His Secret Weapon: CDP
However, my secret weapon of choice for sound design would have to be Composers Desktop Project (CDP). Its the creation of composer-programmer Trevor Wishart. To me, CDP is one of the most interesting software packages you can get your hands on. The basic package includes a series of command-line driven programs, which are all performed at a DOS prompt at the righthand side of the screen. The real gems of this system are how it lets you manipulate FFT analysis data where you would take a regular .wav or sound file and covert the sound file to a floating point number for CDP to analyze.
After that, you can choose from the 90+ included advanced spectral-domain tools to manipulate FFT analysis file data. This app gives you one of the most extensive sets of functions available in the world for sound design, providing time and spectrum stretching, morphing, cross-synthesis, window-based manipulations, format handling, operations on the spectral envelope, pitch trace extraction and manipulation, transposition, frequency shifting and harmonic tuning, unusual internal glissando effects, etc.
These functions are even further complemented by some special information-gathering functions within CDP that you can in the spectral domain part of the app. Also, with the 19 distortion functions in CDP, you can do shuffling of wave cycles or windows in various ways to combine data from different analysis files, or to combine the pitch-tracking data derived from different analysis files. There are also a wide range of segmentation processes, as well.
Kyma is another system I have used quite extensively. Kyma is excellent because it runs on its own independent DSP engine and offers a wide variety of manipulation options. Some my favorites are granular synthesis, sample granulation, cross-synthesis, alternate tunings, spectral morphing, and live spectral analysis and resynthesis, and cross-synthesis. Kyma also has advanced additive synthesis features that can be controlled openly. For example, I could take a microphone and control 500 sine waves, just with my voice articulation map. You can drastically change the tonal characteristics of a sound by pulling those partials either way. Its really wild.

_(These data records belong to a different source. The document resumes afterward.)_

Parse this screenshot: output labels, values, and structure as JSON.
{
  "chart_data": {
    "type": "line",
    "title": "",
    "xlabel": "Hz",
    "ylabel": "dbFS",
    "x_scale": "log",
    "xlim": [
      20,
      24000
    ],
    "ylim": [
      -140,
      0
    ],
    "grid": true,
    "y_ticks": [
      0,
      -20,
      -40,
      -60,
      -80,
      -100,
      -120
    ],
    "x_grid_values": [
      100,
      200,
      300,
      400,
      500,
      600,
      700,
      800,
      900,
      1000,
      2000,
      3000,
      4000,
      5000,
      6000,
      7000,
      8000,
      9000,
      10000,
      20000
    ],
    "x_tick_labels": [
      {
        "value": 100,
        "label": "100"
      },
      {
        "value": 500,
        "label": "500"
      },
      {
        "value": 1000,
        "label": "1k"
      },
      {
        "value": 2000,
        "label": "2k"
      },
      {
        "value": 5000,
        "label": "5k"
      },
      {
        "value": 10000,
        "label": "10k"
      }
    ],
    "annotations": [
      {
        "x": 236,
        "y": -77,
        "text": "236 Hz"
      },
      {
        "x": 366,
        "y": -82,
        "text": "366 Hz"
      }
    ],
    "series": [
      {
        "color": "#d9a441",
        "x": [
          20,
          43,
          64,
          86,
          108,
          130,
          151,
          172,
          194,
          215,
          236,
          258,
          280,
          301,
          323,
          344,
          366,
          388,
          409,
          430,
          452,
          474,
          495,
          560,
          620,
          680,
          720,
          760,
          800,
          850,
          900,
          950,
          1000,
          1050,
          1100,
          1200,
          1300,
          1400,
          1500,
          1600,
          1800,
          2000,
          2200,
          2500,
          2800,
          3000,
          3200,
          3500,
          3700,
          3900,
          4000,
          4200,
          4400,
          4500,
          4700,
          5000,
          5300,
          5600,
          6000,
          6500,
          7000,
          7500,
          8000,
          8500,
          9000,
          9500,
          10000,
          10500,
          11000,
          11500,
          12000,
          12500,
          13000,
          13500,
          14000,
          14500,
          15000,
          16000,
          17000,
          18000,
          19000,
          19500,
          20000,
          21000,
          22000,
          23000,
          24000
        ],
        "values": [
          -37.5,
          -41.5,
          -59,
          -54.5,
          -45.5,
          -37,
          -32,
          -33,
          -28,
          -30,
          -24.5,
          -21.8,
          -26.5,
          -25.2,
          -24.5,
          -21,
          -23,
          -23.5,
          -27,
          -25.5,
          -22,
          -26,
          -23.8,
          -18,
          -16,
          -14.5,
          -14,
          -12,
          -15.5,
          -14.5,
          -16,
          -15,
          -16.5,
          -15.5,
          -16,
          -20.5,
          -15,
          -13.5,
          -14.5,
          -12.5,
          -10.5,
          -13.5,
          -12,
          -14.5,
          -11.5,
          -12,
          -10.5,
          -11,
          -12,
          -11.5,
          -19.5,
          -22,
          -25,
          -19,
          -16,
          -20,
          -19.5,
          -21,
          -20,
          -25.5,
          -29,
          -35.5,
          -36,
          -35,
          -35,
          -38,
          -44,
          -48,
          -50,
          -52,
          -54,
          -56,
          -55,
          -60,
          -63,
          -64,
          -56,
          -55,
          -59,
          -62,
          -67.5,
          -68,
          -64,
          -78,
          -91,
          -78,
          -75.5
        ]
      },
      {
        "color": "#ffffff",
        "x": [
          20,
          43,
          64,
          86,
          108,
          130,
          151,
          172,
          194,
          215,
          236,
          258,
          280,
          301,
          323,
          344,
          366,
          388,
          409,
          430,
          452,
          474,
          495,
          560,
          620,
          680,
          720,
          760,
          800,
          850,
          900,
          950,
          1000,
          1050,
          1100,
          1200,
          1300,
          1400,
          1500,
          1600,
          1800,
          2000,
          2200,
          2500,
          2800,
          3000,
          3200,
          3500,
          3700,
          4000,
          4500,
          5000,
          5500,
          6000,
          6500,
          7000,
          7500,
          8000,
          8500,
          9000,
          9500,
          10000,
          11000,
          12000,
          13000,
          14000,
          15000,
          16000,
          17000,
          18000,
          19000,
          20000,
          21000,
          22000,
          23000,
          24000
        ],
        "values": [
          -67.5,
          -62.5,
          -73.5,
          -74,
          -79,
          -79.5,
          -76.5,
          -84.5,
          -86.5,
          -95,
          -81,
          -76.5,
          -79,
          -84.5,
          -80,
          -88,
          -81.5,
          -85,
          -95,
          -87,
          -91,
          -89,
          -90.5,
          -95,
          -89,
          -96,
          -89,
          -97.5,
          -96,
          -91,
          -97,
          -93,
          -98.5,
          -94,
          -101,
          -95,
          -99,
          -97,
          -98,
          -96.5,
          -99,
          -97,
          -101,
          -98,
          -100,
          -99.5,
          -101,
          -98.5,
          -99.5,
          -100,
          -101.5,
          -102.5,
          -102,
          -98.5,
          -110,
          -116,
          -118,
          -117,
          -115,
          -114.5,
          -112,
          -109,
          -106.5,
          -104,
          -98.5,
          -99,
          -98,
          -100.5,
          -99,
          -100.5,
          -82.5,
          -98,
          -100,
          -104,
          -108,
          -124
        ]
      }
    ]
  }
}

Spectral Morphing is another strong key feature that I really like in the Kyma system. For example, taking the sound of a train and the sound of water, and then morphing those two sounds into each other. Where the interesting characteristics happen is when youre going from point A to point B, and you hear the envelope, frequency, and amplitude characteristics apply to the next sound, and thats where you can just change the sound into this alien formality but its just the fine increments going between those two points, A and B.
Supercollider for FFT
Ive also coded a couple of FFT apps in an app called Supercollider, which is an environment and programming language for real time audio synthesis. You can write programs in it to generate or process sound in real time or non real time. I really was drawn by its sound quality and efficiency. I made these sound bridge morphing modules and stuff in Supercollider its really fun and its interesting too, because youre doing things to sound that just arent physically possible.
I also use a lot of the NI software. My favorites being Reaktor 3.0, Absynth. Reaktor is a very powerful modular system in many respects it is similar to the classic modular synthesizer systems. Like MAX/MSP you can build with objects that will link together. The sound quality of Reaktor is excellent, and the environment is very intuitive. I have been using their software since it first began as Generator. They really have evolved nicely and have created some of the most impressive sound applications out to date.